De novo assembly of viral quasispecies using overlap graphs

Abstract

A viral quasispecies, the ensemble of viral strains populating an infected person, can be highly diverse. For optimal assessment of virulence, pathogenesis, and therapy selection, determining the haplotypes of the individual strains can play a key role. As many viruses are subject to high mutation and recombination rates, high-quality reference genomes are often not available at the time of a new disease outbreak. We present SAVAGE, a computational tool for reconstructing individual haplotypes of intra-host virus strains without the need for a high-quality reference genome. SAVAGE makes use of either FM-index-based data structures or ad hoc consensus reference sequence for constructing overlap graphs from patient sample data. In this overlap graph, nodes represent reads and/or contigs, while edges reflect that two reads/contigs, based on sound statistical considerations, represent identical haplotypic sequence. Following an iterative scheme, a new overlap assembly algorithm that is based on the enumeration of statistically well-calibrated groups of reads/contigs then efficiently reconstructs the individual haplotypes from this overlap graph. In benchmark experiments on simulated and on real deep-coverage data, SAVAGE drastically outperforms generic de novo assemblers as well as the only specialized de novo viral quasispecies assembler available so far. When run on ad hoc consensus reference sequence, SAVAGE performs very favorably in comparison with state-of-the-art reference genome-guided tools. We also apply SAVAGE on two deep-coverage samples of patients infected by the Zika and the hepatitis C virus, respectively, which sheds light on the genetic structures of the respective viral quasispecies.

Figure 1.

An overview of the workflow and algorithms of SAVAGE. (A) The three stages of SAVAGE. Each assembles sequences into longer sequences.

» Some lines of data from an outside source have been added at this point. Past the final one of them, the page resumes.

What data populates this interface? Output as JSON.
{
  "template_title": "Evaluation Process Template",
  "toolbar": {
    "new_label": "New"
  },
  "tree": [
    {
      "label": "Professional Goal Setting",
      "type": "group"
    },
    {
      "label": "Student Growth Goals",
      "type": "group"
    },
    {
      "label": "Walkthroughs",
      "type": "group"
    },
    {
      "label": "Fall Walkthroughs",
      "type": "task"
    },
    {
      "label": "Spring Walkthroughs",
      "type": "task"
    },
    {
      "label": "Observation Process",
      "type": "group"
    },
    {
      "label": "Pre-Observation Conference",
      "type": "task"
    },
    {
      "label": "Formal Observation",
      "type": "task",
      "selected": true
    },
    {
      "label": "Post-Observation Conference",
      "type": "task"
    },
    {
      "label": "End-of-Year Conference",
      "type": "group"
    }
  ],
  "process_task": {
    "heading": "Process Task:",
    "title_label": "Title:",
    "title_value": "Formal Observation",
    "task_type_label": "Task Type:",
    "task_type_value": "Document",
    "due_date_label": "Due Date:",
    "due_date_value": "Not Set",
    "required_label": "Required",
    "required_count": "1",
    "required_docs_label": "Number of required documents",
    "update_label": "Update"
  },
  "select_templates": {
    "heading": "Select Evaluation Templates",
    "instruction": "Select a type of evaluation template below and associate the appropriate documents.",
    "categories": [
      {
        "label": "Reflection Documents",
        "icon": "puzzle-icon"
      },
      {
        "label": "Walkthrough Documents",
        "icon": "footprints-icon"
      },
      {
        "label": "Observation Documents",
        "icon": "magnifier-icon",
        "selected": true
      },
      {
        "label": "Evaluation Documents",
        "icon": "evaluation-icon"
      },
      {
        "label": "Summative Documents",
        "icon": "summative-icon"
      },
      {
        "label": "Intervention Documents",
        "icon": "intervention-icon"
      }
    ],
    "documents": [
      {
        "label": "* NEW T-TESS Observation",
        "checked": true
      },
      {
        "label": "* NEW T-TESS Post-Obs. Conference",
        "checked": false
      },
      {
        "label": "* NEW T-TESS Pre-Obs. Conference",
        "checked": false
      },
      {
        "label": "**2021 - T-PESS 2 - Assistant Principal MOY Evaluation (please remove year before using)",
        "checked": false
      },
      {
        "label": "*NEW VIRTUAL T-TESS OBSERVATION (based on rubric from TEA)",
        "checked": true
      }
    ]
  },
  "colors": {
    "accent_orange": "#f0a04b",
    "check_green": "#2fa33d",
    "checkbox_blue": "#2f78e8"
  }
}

For clarity, we assign different names to the sequences output by each stage: contigs, maximally extended contigs, and master contigs, respectively. (B) Principle of overlap graph construction and distinction among the reads between errors and shared mutations. (C) Each stage has two steps: first, the overlap graph construction; second, assembly. This panel summarizes the differences in each step between the three stages. During overlap graph-based assembly, steps 4 to 6 are repeated iteratively until there are no edges left in the overlap graph.

Figure 2.

Target genome fraction recovered per strain for all 20,000× benchmarks, stratified by strain frequency.

Figure 3.

Performance of SAVAGE-de-novo and SAVAGE-b-ref, depending on pairwise distance and mixture ratio. (A) Target genome fraction recovered (%) considering all maximally extended contigs ≥500 bp. (B) Overall mismatch rate (%) considering all maximally extended contigs ≥500 bp. (C) Relative error of estimated frequency for the minor strain (%). Frequency estimates were computed using Kallisto, and only assemblies containing exactly two maximally extended contigs longer than 4000 bp were evaluated.

Figure 4.

Edge criteria. For an overlap to become an edge in the overlap graph, it must satisfy three criteria. First, the overlap length l must be at least the minimal overlap length L. Second, the overlap quality score QS(R₁, R₂) must be at least the minimal score δ. For overlaps involving paired-end reads, we require both l₁ ≥ L and l₂ ≥ L, and, analogously, $QS(R_{1_a},R_{2_a})\ge \delta$ and $QS(R_{1_b},R_{2_b})\ge \delta$. Finally, we only accept overlaps where the sequence orientations of a paired-end read agree: either both sequences in forward orientation, or both sequences in reverse orientation.

Figure 5.

Algorithmic details. (A) Read orientations: Given an edge u→v with orientations (−,+). Then, if u is labeled +, the induced label for v is −, while if u is labeled −, the induced label for v is +. This procedure leads to a vertex labeling in O(V) time. (B) Transitive edges: An edge u→w is called nontransitive, shown in black, if there is no vertex v such that there are edges u→v, v→w. It is called single transitive, shown in green, if for all vertices v such that there are edges u→v, v→w, one of the edges is nontransitive. It is called double transitive, shown in red, if there is a vertex v with edges u→v, v→w which are both transitive. (C) Read clustering by cliques (top) or by pairs (bottom). (D) Error correction: When a consensus sequence is constructed from a cluster of reads, the extremities are removed.